Three Data Driven Nuggets From Nate Silver’s New News Site

Nate Silver, the famous New York Times statistics blogger who correctly forecasted 50 out of 50 states in the 2012 presidential election, has launched an entire news site dedicated to data journalism. Keeping the old blog name, 538, the relaunched site is dedicated to taking what Silver thinks is a more rigorous approach to writing about numbers. Flush with ESPN’s cash, Silver has hired writers who have skills in statistical analysis, data visualization, computer programming and data-literate reporting.

There have already been plenty of media outlets dedicating resources to data journalism, from the Wall Street Journal’s “Numbers” column to The Guardian’s data blog. So, what’s new about Silver’s 538?

Here are three stories that I think distinguish 538 from the rest of the media

1. New Statistical Analysis For Each Thesis

Typically, when journalists use charts and graphs, it’s entirely descriptive and plucked from existing datasets, like a graph of unemployment trends from the Department of Labor. From there, a writer will make their own argument about what the trends mean.

Silver’s writers are more like academics who use graphs to make the argument. So, for instance, 538 launched with a feature “All Politics Is Presidential,” which made the case that elections for governors are increasingly pegged to the popularity of presidential candidates. To illustrate the case, writer Dan Hopkins designed the graph below to illustrate how votes for political parties are becoming more correlated with votes for governors.

hopkins-nationalgubernatorial-1b

It’s not unlike what academics do when they start their own blogs. For instance, it’s how Rutgers Professor Bruce Baker began an influential education blog. But this academic approach to graphing arguments is pretty novel for a media outlet.

2. Writing About Numbers

538 is taking a big bet that readers want a handful of skepticism when talking about research. For instance, 538, did its own gadget review, looking at how various health trackers, like the Fitbit and Jawbone UP, measure steps throughout the day. When I’ve seen this in the past, the writer looks at the differences in the number of steps each tracker says they took.

538’s approach was to meticulously break down how health trackers count steps during different activities, like this minute-by-minute breakdown of jogging vs. ultimate frisbee.

bialik-steps-0317

This kind of post is not for the Internet skimmer who blasts through articles. I certainly had to dig through the piece to glean the takeaway nuggets, but it’s also the most thorough first-person piece I’ve seen on the subject.

3. Equations. There Are Equations

I have rarely seen a mathematical equation in a news article, let alone one adapted from the famous Bayes’ Theorem. In an article exploring how media outlets write about health advice, writer Jeff Leek proposed this formula to help readers understand if they should believe the headline:

Final opinion on headline = (initial gut feeling) * (study support for headline)

In a mathy 1,600-word post, Leeks makes the claim that “In general, health headlines are advertising. The goal is to get you to read the article, not necessarily to represent the research accurately.”

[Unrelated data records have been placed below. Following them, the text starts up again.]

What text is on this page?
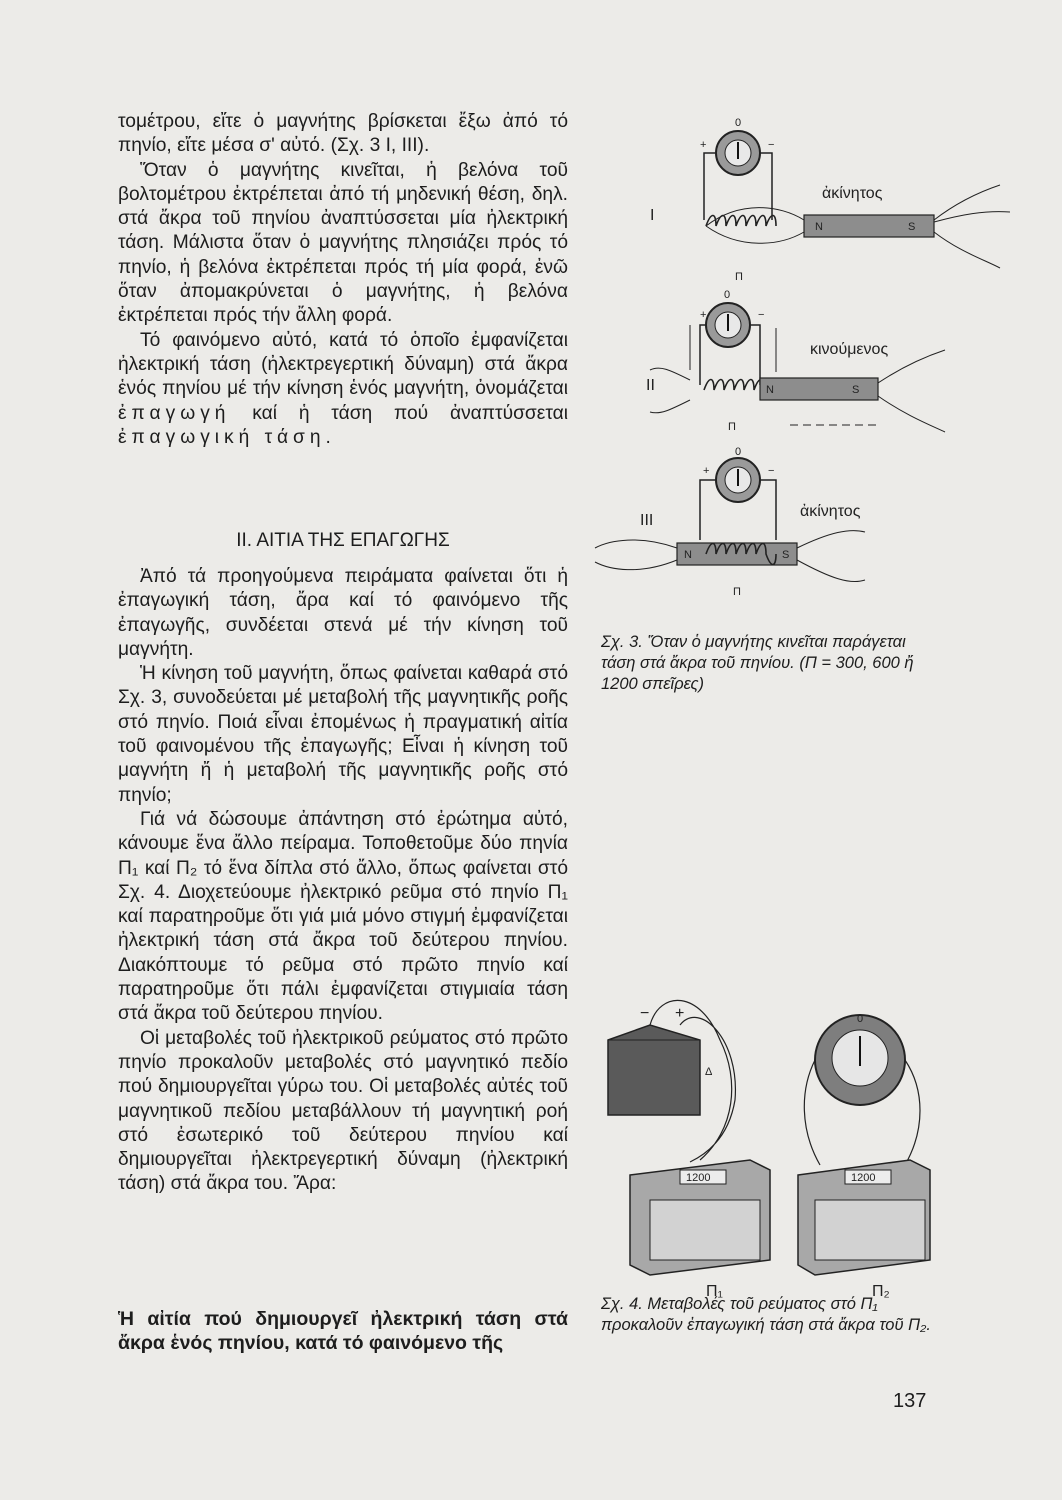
τομέτρου, εἴτε ὁ μαγνήτης βρίσκεται ἔξω ἀπό τό πηνίο, εἴτε μέσα σ' αὐτό. (Σχ. 3 Ι, ΙΙΙ).

Ὅταν ὁ μαγνήτης κινεῖται, ἡ βελόνα τοῦ βολτομέτρου ἐκτρέπεται ἀπό τή μηδενική θέση, δηλ. στά ἄκρα τοῦ πηνίου ἀναπτύσσεται μία ἠλεκτρική τάση. Μάλιστα ὅταν ὁ μαγνήτης πλησιάζει πρός τό πηνίο, ἡ βελόνα ἐκτρέπεται πρός τή μία φορά, ἐνῶ ὅταν ἀπομακρύνεται ὁ μαγνήτης, ἡ βελόνα ἐκτρέπεται πρός τήν ἄλλη φορά.

Τό φαινόμενο αὐτό, κατά τό ὁποῖο ἐμφανίζεται ἠλεκτρική τάση (ἠλεκτρεγερτική δύναμη) στά ἄκρα ἑνός πηνίου μέ τήν κίνηση ἑνός μαγνήτη, ὀνομάζεται ἐπαγωγή καί ἡ τάση πού ἀναπτύσσεται ἐπαγωγική τάση.

ΙΙ. ΑΙΤΙΑ ΤΗΣ ΕΠΑΓΩΓΗΣ

Ἀπό τά προηγούμενα πειράματα φαίνεται ὅτι ἡ ἐπαγωγική τάση, ἄρα καί τό φαινόμενο τῆς ἐπαγωγῆς, συνδέεται στενά μέ τήν κίνηση τοῦ μαγνήτη.

Ἡ κίνηση τοῦ μαγνήτη, ὅπως φαίνεται καθαρά στό Σχ. 3, συνοδεύεται μέ μεταβολή τῆς μαγνητικῆς ροῆς στό πηνίο. Ποιά εἶναι ἐπομένως ἡ πραγματική αἰτία τοῦ φαινομένου τῆς ἐπαγωγῆς; Εἶναι ἡ κίνηση τοῦ μαγνήτη ἤ ἡ μεταβολή τῆς μαγνητικῆς ροῆς στό πηνίο;

Γιά νά δώσουμε ἀπάντηση στό ἐρώτημα αὐτό, κάνουμε ἕνα ἄλλο πείραμα. Τοποθετοῦμε δύο πηνία Π₁ καί Π₂ τό ἕνα δίπλα στό ἄλλο, ὅπως φαίνεται στό Σχ. 4. Διοχετεύουμε ἠλεκτρικό ρεῦμα στό πηνίο Π₁ καί παρατηροῦμε ὅτι γιά μιά μόνο στιγμή ἐμφανίζεται ἠλεκτρική τάση στά ἄκρα τοῦ δεύτερου πηνίου. Διακόπτουμε τό ρεῦμα στό πρῶτο πηνίο καί παρατηροῦμε ὅτι πάλι ἐμφανίζεται στιγμιαία τάση στά ἄκρα τοῦ δεύτερου πηνίου.

Οἱ μεταβολές τοῦ ἠλεκτρικοῦ ρεύματος στό πρῶτο πηνίο προκαλοῦν μεταβολές στό μαγνητικό πεδίο πού δημιουργεῖται γύρω του. Οἱ μεταβολές αὐτές τοῦ μαγνητικοῦ πεδίου μεταβάλλουν τή μαγνητική ροή στό ἐσωτερικό τοῦ δεύτερου πηνίου καί δημιουργεῖται ἠλεκτρεγερτική δύναμη (ἠλεκτρική τάση) στά ἄκρα του. Ἄρα:

Ἡ αἰτία πού δημιουργεῖ ἠλεκτρική τάση στά ἄκρα ἑνός πηνίου, κατά τό φαινόμενο τῆς
0
+	−
N	S
I
ἀκίνητος
Π
0
+	−
N	S
II
κινούμενος
Π
0
+	−
N	S
III
ἀκίνητος
Π
− +
Δ
1200
Π₁
0
1200
Π₂
Σχ. 3. Ὅταν ὁ μαγνήτης κινεῖται παράγεται τάση στά ἄκρα τοῦ πηνίου. (Π = 300, 600 ἤ 1200 σπεῖρες)
Σχ. 4. Μεταβολές τοῦ ρεύματος στό Π₁ προκαλοῦν ἐπαγωγική τάση στά ἄκρα τοῦ Π₂.
137
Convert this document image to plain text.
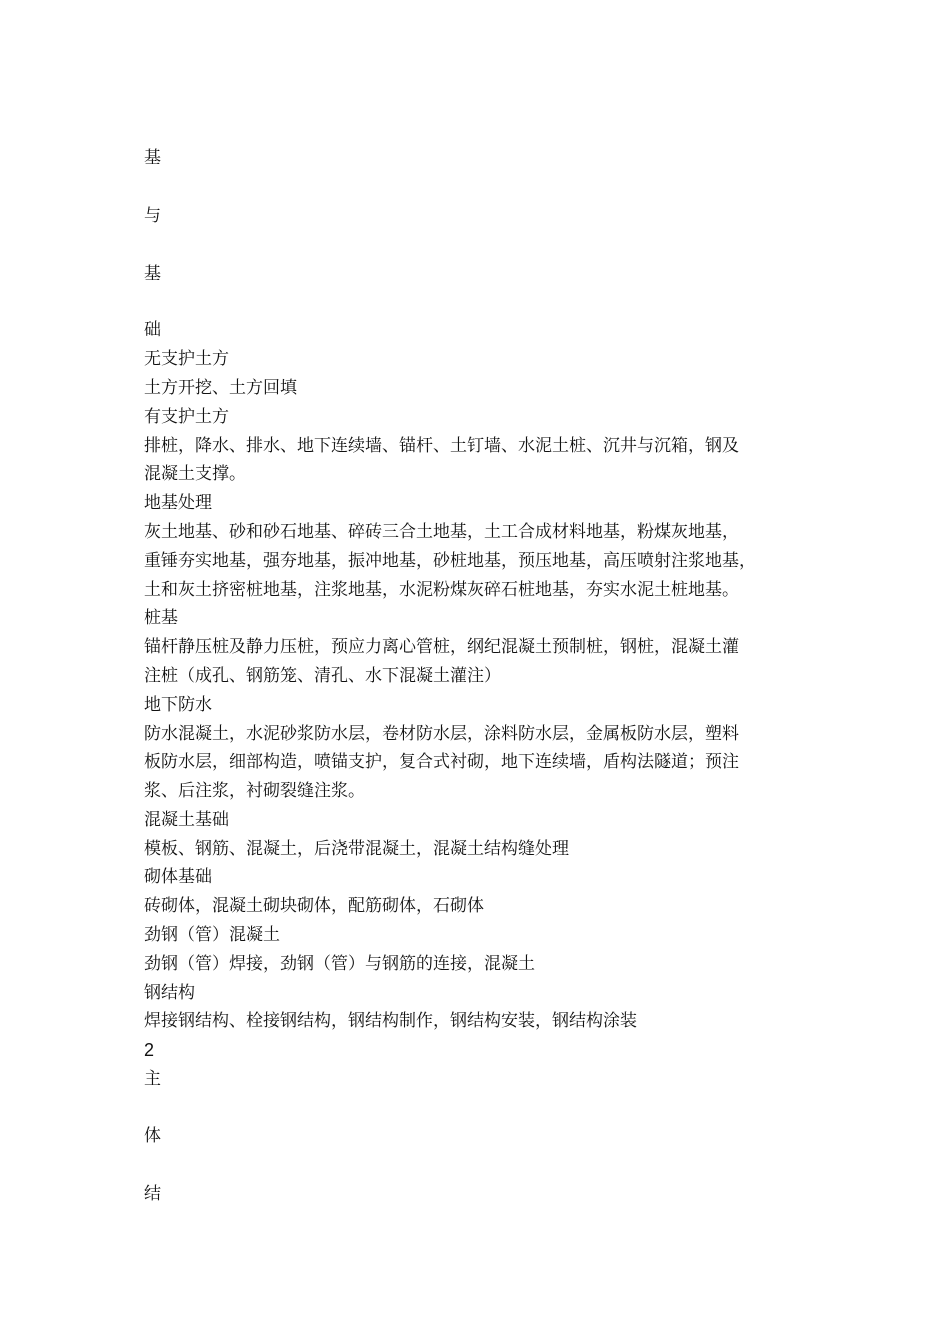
基
与
基
础
无支护土方
土方开挖、土方回填
有支护土方
排桩，降水、排水、地下连续墙、锚杆、土钉墙、水泥土桩、沉井与沉箱，钢及
混凝土支撑。
地基处理
灰土地基、砂和砂石地基、碎砖三合土地基，土工合成材料地基，粉煤灰地基，
重锤夯实地基，强夯地基，振冲地基，砂桩地基，预压地基，高压喷射注浆地基，
土和灰土挤密桩地基，注浆地基，水泥粉煤灰碎石桩地基，夯实水泥土桩地基。
桩基
锚杆静压桩及静力压桩，预应力离心管桩，纲纪混凝土预制桩，钢桩，混凝土灌
注桩（成孔、钢筋笼、清孔、水下混凝土灌注）
地下防水
防水混凝土，水泥砂浆防水层，卷材防水层，涂料防水层，金属板防水层，塑料
板防水层，细部构造，喷锚支护，复合式衬砌，地下连续墙，盾构法隧道；预注
浆、后注浆，衬砌裂缝注浆。
混凝土基础
模板、钢筋、混凝土，后浇带混凝土，混凝土结构缝处理
砌体基础
砖砌体，混凝土砌块砌体，配筋砌体，石砌体
劲钢（管）混凝土
劲钢（管）焊接，劲钢（管）与钢筋的连接，混凝土
钢结构
焊接钢结构、栓接钢结构，钢结构制作，钢结构安装，钢结构涂装
2
主
体
结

So, after looking at all the possible elements of health evidence, from randomized control trials to whether the study was conducted on humans, Leeks explains how you can mathematically determine whether a piece of health advice is right for you.

The closest approach I’ve seen to this lately came from The Guardian in an op-ed last week about how it’s not practical to take person advice from large-scale health studies. The 538 approach is to just acknowledge that The Guardian article is a given and then outline a detailed, quantitative method for acting on this fact.

The Big Bet: We’re All Nerds

In a Venn diagram of conservative radio fanatics, TMZ fans, and Internet skimmers, 538’s audience is on other side of the Grand Canyon. Silver is going for an educated audience that relishes skepticism, nuance, and testable hypotheses. There are no pundits.

I won’t bother judging 538, because I’m (really) biased. I’ve experimented with being a one-man pollster, quantifying my caffeine intake, exploring the calorie-burn profile of my sex life, and citation-heavy statistics debunking. This morning I hooked myself up to a commercial-grade EEG device and measured the effect of green tea on my focus. Sometime’s these data-driven pieces have been popular — other times not.

Silver’s experiment isn’t a test of whether data journalism can work; it’s a test of how nerdy the Internet’s news audience is. 538 is all data all the time. If Silver succeeds, it will be because the news industry underestimated just how much data-driven analysis the public wants.